4. Another round of lows - Round 6 2015
Roos had convinced Watts to stay at the end of 2013 when it looked like he was going to walk, and might have got the best out of him in 2016 but the first two years were a mixed bag. Three goals in Round 1 of 2015 were another false dawn, and by Round 6 he was starting as the sub and coming on to half encouragement and half Bronx Cheers from dickheads who wanted him to do badly so their point would be proven. He was going so badly even that poon 'Stevo' could crack gags on him.

After this it was suggested that he'd dropped himself, which sounded like a face-saving way of hiding being dropped to me. And it turned out to be good news for him because he missed us losing to Hawthorn by a hundred. Despite this rocky start the coach would eventually call him the heart and soul of the club, only to leave and watch it all go tits up. Given that Goodwin was actually coaching in 2016 are we to understand that he had the footy side covered and Roos was there to successfully spread good vibes and appear at press conferences?

3. The last great game - Round 4, 2016
It may be telling to his ultimate fate that the last time he absolutely tore a game to shreds was the start of last season. This was an underrated demolition job on the Pies that obviously nobody except me watched, because it was entirely forgotten by the time he did them in with one kick a year and a bit later. Four goals in a near flawless performance, save for an uncharacteristic miss from right in front, much to the visible disgust of the Pies mutant I was sitting with.

2. The winning goal - Round 19, 2016
With five games left nobody was yet thinking about the Mighty Ducks Finish run to the finals, and they might never have had a chance if it wasn't for this. That we stuffed it up in the end shouldn't detract from the casual way he chipped through the winner under immense pressure. See, sometimes a player being casual isn't cause to crucify them. I hope you prefer watching tormented run-ups that veer from side-to-side like Luke Hodge approaching a booze bus.

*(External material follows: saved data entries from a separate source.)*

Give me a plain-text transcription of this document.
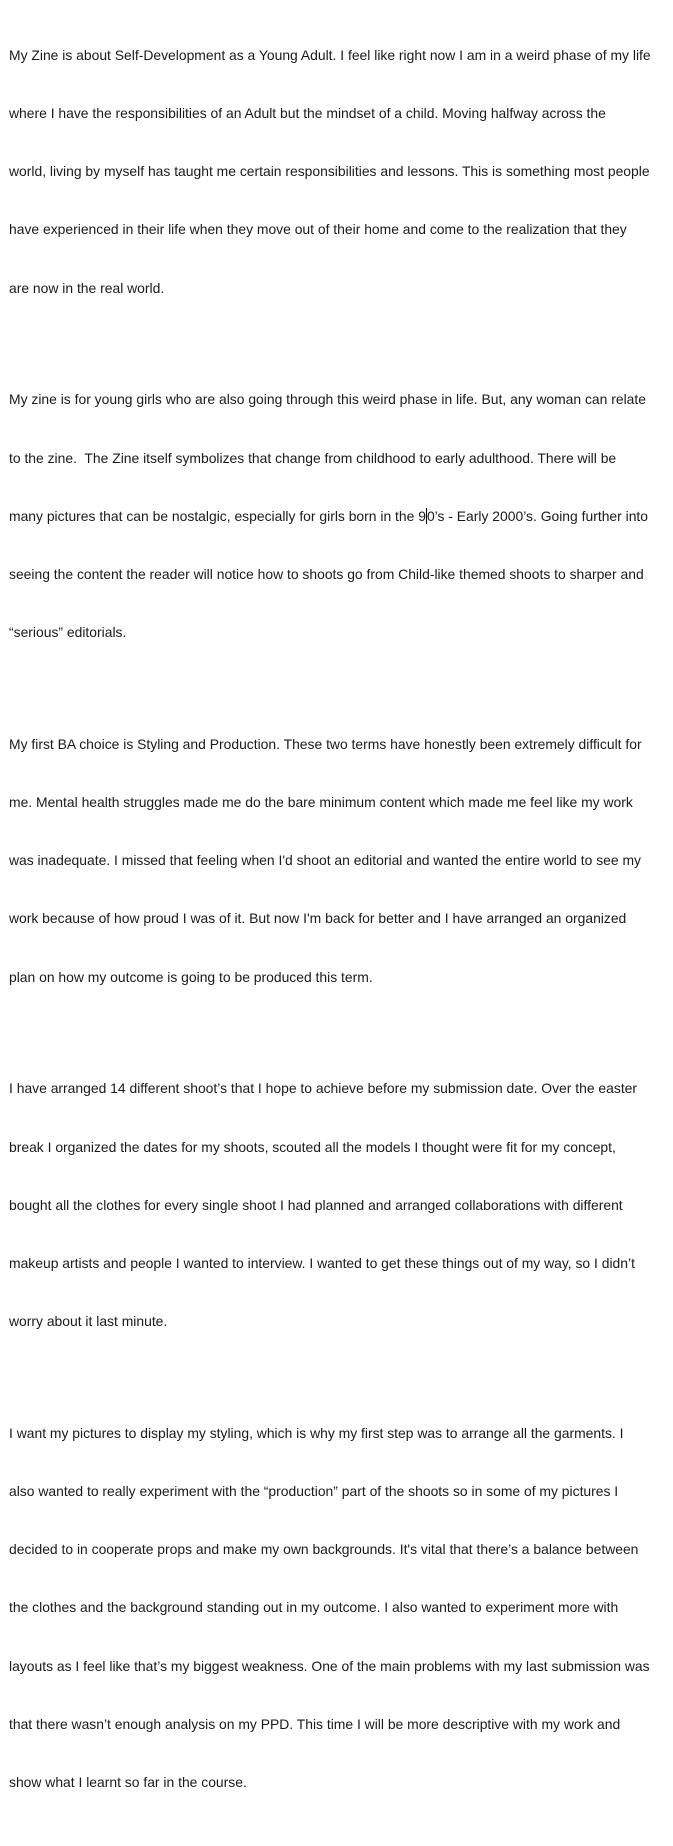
My Zine is about Self-Development as a Young Adult. I feel like right now I am in a weird phase of my life

where I have the responsibilities of an Adult but the mindset of a child. Moving halfway across the

world, living by myself has taught me certain responsibilities and lessons. This is something most people

have experienced in their life when they move out of their home and come to the realization that they

are now in the real world.

My zine is for young girls who are also going through this weird phase in life. But, any woman can relate

to the zine.  The Zine itself symbolizes that change from childhood to early adulthood. There will be

many pictures that can be nostalgic, especially for girls born in the 90’s - Early 2000’s. Going further into

seeing the content the reader will notice how to shoots go from Child-like themed shoots to sharper and

“serious” editorials.

My first BA choice is Styling and Production. These two terms have honestly been extremely difficult for

me. Mental health struggles made me do the bare minimum content which made me feel like my work

was inadequate. I missed that feeling when I'd shoot an editorial and wanted the entire world to see my

work because of how proud I was of it. But now I'm back for better and I have arranged an organized

plan on how my outcome is going to be produced this term.

I have arranged 14 different shoot’s that I hope to achieve before my submission date. Over the easter

break I organized the dates for my shoots, scouted all the models I thought were fit for my concept,

bought all the clothes for every single shoot I had planned and arranged collaborations with different

makeup artists and people I wanted to interview. I wanted to get these things out of my way, so I didn’t

worry about it last minute.

I want my pictures to display my styling, which is why my first step was to arrange all the garments. I

also wanted to really experiment with the “production” part of the shoots so in some of my pictures I

decided to in cooperate props and make my own backgrounds. It's vital that there’s a balance between

the clothes and the background standing out in my outcome. I also wanted to experiment more with

layouts as I feel like that’s my biggest weakness. One of the main problems with my last submission was

that there wasn’t enough analysis on my PPD. This time I will be more descriptive with my work and

show what I learnt so far in the course.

1. Queen's Birthday redemption - Round 12, 2017
It was far from his best game, but that run and finish to win the game was . The same journalists who had been potting him for years queued up to talk up how he'd finally 'arrived' 18 months after he'd started playing really well. There was such a carnival atmosphere after this that victory was celebrated in a guerrilla Facebook Live session alongside Jayden Hunt from inside a spa. That's the sort of comic genius I want, even if he's not suited to living a Bear Grylls style existence on the side of a mountain.

Ironically it (the game, not the Facebook extravaganza) was his last great moment with us, he did little coming back from injury and clearly had his cards marked after that. If there's one life lesson to be learnt from the Melbourne Football Club it's that you should never be happy because a let-down is just around the corner.

1 comment:

  1. I'm with you. Sadly devastated and close to tears. Clueless bunch of incompetents. Coaching is surely about unleashing potential. Massive fail here.